Back on his high horse, the magistrate began shouting to anyone he could get to listen for thirty seconds or more. “They’re messing with the feed. You have to take control. If the military won’t stop them, you have to.”
Paisley saw two things in the span of a half second. One, there was a com-link set up on the desk next to the projector. Two, that same fearless reporter she’d seen earlier was dragging her cameraman into the midst of everything.
The news team had their shirts over their nose and mouth to avoid any possible smoke, but they were headed straight for the projector. Without even thinking, Paisley grabbed the com-link and goggles and jumped feet first into the green glow of the projector’s ring.
Paisley had something to say, but suddenly when she stepped into the projector, it wasn’t her usual vulgar language. She hoped this time people might actually listen. She put the goggles over her eyes to get a better view of what was around her projection.
The virtual reality around her made her stomach turn as her brain tried to reconcile two realities simultaneously. The office and the grounds in front of the City County Building blended together.
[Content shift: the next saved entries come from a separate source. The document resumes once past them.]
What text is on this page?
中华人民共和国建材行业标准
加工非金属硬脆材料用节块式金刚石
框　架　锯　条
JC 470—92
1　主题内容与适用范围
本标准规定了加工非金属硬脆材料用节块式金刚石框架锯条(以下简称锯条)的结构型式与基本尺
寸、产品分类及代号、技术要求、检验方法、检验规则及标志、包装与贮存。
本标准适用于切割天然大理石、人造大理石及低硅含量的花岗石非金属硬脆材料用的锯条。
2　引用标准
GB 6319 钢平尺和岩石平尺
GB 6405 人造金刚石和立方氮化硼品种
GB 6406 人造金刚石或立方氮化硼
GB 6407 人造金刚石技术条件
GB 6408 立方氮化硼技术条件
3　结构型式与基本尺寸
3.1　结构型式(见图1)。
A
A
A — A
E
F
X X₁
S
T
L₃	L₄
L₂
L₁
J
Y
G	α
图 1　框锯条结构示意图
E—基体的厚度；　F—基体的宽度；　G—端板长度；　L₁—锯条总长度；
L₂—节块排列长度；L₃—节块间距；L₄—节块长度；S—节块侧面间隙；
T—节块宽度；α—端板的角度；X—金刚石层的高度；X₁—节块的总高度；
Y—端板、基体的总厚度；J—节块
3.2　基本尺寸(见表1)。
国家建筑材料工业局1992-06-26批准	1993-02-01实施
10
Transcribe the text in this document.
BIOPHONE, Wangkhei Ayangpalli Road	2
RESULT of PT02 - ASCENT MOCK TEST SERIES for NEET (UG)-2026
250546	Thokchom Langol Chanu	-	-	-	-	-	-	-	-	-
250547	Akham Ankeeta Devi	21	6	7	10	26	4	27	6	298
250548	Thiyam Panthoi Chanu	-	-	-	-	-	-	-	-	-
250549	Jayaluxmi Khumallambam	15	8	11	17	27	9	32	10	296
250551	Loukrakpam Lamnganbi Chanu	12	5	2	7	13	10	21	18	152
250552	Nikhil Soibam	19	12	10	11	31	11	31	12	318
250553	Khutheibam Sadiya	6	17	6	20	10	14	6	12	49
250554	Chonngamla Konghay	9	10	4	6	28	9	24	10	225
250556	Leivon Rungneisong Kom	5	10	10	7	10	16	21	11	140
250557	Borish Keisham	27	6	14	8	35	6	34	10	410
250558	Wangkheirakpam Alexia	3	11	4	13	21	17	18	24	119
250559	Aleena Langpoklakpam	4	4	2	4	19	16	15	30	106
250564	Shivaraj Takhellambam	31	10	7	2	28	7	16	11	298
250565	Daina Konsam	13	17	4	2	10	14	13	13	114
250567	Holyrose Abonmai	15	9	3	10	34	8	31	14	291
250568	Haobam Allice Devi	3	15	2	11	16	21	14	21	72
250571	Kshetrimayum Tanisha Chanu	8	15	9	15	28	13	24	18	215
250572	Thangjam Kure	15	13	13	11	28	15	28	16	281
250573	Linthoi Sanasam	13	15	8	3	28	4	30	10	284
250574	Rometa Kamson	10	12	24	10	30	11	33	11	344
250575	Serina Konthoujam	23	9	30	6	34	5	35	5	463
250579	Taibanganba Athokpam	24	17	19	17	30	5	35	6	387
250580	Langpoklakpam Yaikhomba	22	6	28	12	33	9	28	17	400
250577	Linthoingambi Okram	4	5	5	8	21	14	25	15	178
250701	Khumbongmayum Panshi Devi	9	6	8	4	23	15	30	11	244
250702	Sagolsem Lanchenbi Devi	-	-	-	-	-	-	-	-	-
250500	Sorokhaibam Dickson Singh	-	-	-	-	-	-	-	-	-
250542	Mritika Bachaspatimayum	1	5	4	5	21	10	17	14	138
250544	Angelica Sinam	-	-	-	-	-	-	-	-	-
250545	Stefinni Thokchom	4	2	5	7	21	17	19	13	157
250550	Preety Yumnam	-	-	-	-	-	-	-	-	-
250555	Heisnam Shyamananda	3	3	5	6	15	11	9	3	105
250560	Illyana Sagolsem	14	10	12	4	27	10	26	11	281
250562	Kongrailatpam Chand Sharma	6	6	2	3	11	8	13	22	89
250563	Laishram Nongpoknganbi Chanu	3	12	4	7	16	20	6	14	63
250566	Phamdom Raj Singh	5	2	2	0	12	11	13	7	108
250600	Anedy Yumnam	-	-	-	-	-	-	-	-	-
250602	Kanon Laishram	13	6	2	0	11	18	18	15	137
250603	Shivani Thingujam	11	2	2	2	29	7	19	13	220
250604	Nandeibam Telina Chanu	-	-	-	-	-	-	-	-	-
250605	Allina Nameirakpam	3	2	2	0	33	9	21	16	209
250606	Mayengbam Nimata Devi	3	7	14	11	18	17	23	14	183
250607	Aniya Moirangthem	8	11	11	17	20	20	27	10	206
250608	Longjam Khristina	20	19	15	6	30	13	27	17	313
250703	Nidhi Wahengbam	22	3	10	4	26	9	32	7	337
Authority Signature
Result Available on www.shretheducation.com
Layers pressed into each other and she had to let her eyes lose focus to pull the pictures into a solid image.
When she flipped the switch and merged her image transmission with the magistrate’s, his image spun around to face hers.
His shock was eradicated with his rage. “Sluts have no place here. You should get back on your knees where you belong, and away from things you don’t understand.”
“Care to repeat that for our viewers?”
The reporter’s voice was muffled, through the fabric she had around her face, but the magistrate definitely didn’t miss the little red light blinking on the camera.
“You need to tell people to get down here. We need all the help we can get to take back control from these machines!”
Politicians were great at pretending they didn’t fuck up, but Paisley hoped the public would see the hate in his eyes instead of their own misguided fears this time. She had to hope.
The noise behind her made her turn for a moment. Letting her eyes unfocus, she could see the noise was coming from inside the office.
Darius was trying to move the feed source. He was trying to shut her up. Normally two specially trained agents would have been able to dispatch him quickly, but both her men had mechanics and the stun baton in Darius’s hand arced high with blue electricity and kept them at bay. With how bright the sizzles of blue were, he had that thing way past stun and on to a total malfunction setting.